The problem with the valley is that it is quite large, and incredibly diversified. And in that diversity, as Jim Trezise (New York Wine and Grape Foundation President) likes to say - lies our strength. The Hudson River Region AVA (viticultural area)was establsihed in 1982, and served the purposes of outlining the region as it then stood. It's drawing was somewhat arbitrary in that it took into a account only the wineries that were in existence then, and was cut in such arbitrary ways so as to include all the wineries that were established at that time. It is outdated now, and in need of readjustment. But it's existence, while useful at first, is now cause for confusion among consumers.
The real definition of the valley is seen here on the Hudson River Valley National Heritage Area map. The Hudson Valley stretches from New York harbor, where the river flows into the sea, all the way up beyond Albany, where a confluence of rivers and streams empty into what we know of as the Hudson River.
As far as a wine region goes, the Hudson Valley is mainly broken up into three areas - The Lower Hudson Valley, the Mid-Hudson Valley (which includes the Hudson-Berkshire region) and the newly developing Upper Hudson Valley.
The lower valley is dominated by the Shwangunk Wine Trail, which is named for the mountain range in the area. It is on the west side of the river. There are many wineries in this section of the valley. They tend to be some of the oldest wineries in the region, and are the best know section of the wine world in the valley. The vistas are beautiful, and the landscape is dotted with beautiful homes, large apple orchards, and small farm stands.
The Mid-Hudson region is dominated by two wine trails - the smaller Dutchess Wine Trail, and the newer, larger Hudson Berkshire Beverage Trail. These wineries are on the east side of the river, and extend from the Millbrook area in Dutchess County to as far north as Columbia and Rensealler counties. This is an incredibly diverse region, with numerous CSAs, organic meat farms, artisanal creameries, and home of the Culinary Institute of America, making it a more and more desirable culinary destination.
The newly developing Upper Hudson Valley region occupies the outlying areas north of Albany and Troy, where the river begins. This burgeoning area is home to a growing number of new wineries, and will eventually form into a formidable presence in the Hudson Valley wine landscape. While wine is being made there now, the coalescing of this region is some years away, but it is happening as of this writing.
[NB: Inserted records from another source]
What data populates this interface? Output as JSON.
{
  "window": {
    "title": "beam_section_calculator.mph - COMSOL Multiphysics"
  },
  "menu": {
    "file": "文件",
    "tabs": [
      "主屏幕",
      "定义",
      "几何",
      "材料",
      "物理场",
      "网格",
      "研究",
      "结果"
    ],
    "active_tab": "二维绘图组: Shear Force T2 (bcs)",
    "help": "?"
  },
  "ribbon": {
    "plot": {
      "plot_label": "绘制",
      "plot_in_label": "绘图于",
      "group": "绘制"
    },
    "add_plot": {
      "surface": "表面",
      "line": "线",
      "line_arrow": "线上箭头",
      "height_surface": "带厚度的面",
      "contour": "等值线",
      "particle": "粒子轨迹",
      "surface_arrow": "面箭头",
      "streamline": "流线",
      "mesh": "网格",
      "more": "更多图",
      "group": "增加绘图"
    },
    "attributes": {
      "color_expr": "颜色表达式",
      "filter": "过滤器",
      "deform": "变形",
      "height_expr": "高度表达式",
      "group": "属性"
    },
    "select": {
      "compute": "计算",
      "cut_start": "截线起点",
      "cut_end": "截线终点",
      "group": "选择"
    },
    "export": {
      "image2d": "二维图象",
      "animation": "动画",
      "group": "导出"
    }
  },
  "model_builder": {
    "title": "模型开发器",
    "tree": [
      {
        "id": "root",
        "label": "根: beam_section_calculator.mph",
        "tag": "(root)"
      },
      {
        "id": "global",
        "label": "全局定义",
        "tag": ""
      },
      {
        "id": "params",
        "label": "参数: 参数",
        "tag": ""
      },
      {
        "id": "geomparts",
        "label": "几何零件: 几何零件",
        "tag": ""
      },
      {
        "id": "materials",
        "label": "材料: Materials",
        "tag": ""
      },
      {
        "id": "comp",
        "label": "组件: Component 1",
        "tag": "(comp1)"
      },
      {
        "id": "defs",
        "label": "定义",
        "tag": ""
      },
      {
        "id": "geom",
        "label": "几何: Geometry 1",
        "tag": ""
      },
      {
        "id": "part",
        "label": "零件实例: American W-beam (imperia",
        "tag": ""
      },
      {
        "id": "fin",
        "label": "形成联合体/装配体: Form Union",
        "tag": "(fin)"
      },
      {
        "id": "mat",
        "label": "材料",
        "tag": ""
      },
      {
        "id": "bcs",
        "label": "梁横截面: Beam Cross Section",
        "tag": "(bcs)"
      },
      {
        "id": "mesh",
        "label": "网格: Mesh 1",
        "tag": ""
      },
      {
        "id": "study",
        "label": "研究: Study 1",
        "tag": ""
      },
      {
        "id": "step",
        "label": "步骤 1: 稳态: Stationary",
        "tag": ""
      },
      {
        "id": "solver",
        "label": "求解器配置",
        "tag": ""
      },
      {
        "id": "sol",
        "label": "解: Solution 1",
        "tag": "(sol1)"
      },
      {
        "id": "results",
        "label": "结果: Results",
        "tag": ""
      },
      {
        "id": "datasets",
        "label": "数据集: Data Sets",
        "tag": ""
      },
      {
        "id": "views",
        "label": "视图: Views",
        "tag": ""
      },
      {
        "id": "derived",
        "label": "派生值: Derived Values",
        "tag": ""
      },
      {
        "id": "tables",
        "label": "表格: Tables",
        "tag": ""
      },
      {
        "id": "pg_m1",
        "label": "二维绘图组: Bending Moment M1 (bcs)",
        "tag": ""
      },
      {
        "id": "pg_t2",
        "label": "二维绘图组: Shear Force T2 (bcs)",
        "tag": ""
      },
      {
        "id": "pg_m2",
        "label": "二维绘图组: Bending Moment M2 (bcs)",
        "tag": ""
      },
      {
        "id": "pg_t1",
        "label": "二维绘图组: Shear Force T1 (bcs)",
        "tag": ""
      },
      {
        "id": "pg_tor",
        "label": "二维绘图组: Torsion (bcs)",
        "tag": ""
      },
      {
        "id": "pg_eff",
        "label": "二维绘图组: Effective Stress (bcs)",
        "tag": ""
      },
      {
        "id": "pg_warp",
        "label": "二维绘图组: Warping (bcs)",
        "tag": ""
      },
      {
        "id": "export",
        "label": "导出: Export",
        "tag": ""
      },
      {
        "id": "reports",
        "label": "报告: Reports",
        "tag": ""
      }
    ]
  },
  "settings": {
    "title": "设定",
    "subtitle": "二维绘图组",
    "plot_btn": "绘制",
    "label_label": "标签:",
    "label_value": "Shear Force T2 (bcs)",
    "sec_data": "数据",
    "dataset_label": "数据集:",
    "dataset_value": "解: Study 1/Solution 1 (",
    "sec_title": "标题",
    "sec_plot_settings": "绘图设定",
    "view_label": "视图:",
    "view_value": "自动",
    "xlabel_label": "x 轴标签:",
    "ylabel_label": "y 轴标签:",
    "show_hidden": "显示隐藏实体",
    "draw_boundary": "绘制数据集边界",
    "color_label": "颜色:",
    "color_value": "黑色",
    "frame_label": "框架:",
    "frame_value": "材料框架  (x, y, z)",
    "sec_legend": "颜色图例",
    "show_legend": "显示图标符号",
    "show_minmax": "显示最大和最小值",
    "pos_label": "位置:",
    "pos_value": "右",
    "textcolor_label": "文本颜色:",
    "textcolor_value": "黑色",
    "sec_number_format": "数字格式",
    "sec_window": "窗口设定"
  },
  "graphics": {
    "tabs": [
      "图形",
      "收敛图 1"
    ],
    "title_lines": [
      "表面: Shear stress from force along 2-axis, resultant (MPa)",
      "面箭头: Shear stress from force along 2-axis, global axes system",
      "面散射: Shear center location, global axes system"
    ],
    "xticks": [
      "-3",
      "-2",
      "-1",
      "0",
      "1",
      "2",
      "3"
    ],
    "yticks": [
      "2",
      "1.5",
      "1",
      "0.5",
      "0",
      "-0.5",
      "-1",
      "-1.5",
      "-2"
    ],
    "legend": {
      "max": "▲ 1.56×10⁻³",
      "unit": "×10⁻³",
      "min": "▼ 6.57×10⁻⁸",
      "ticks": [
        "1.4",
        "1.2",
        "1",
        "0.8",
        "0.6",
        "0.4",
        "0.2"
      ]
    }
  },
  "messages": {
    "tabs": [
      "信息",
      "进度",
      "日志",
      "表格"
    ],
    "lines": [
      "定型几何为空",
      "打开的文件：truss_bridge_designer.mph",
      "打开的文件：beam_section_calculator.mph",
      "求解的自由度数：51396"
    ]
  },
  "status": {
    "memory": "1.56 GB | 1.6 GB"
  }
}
Regardless, the Hudson Valley is going through a massive renaissance, both agriculturally and culinarily, and the burgeoning number of wineries, and the different wines they produce, are a part of that explosion. And that explosion is expanding the understanding of where the valley really is. Indeed, the wineries are its leading edge.
Winery tourism in the valley grows week by week, and month by month. Record numbers of visitors are filling the valley's tastingrooms. Sales have never been higher. The wines have never been better. And the enthusiasm has never been greater.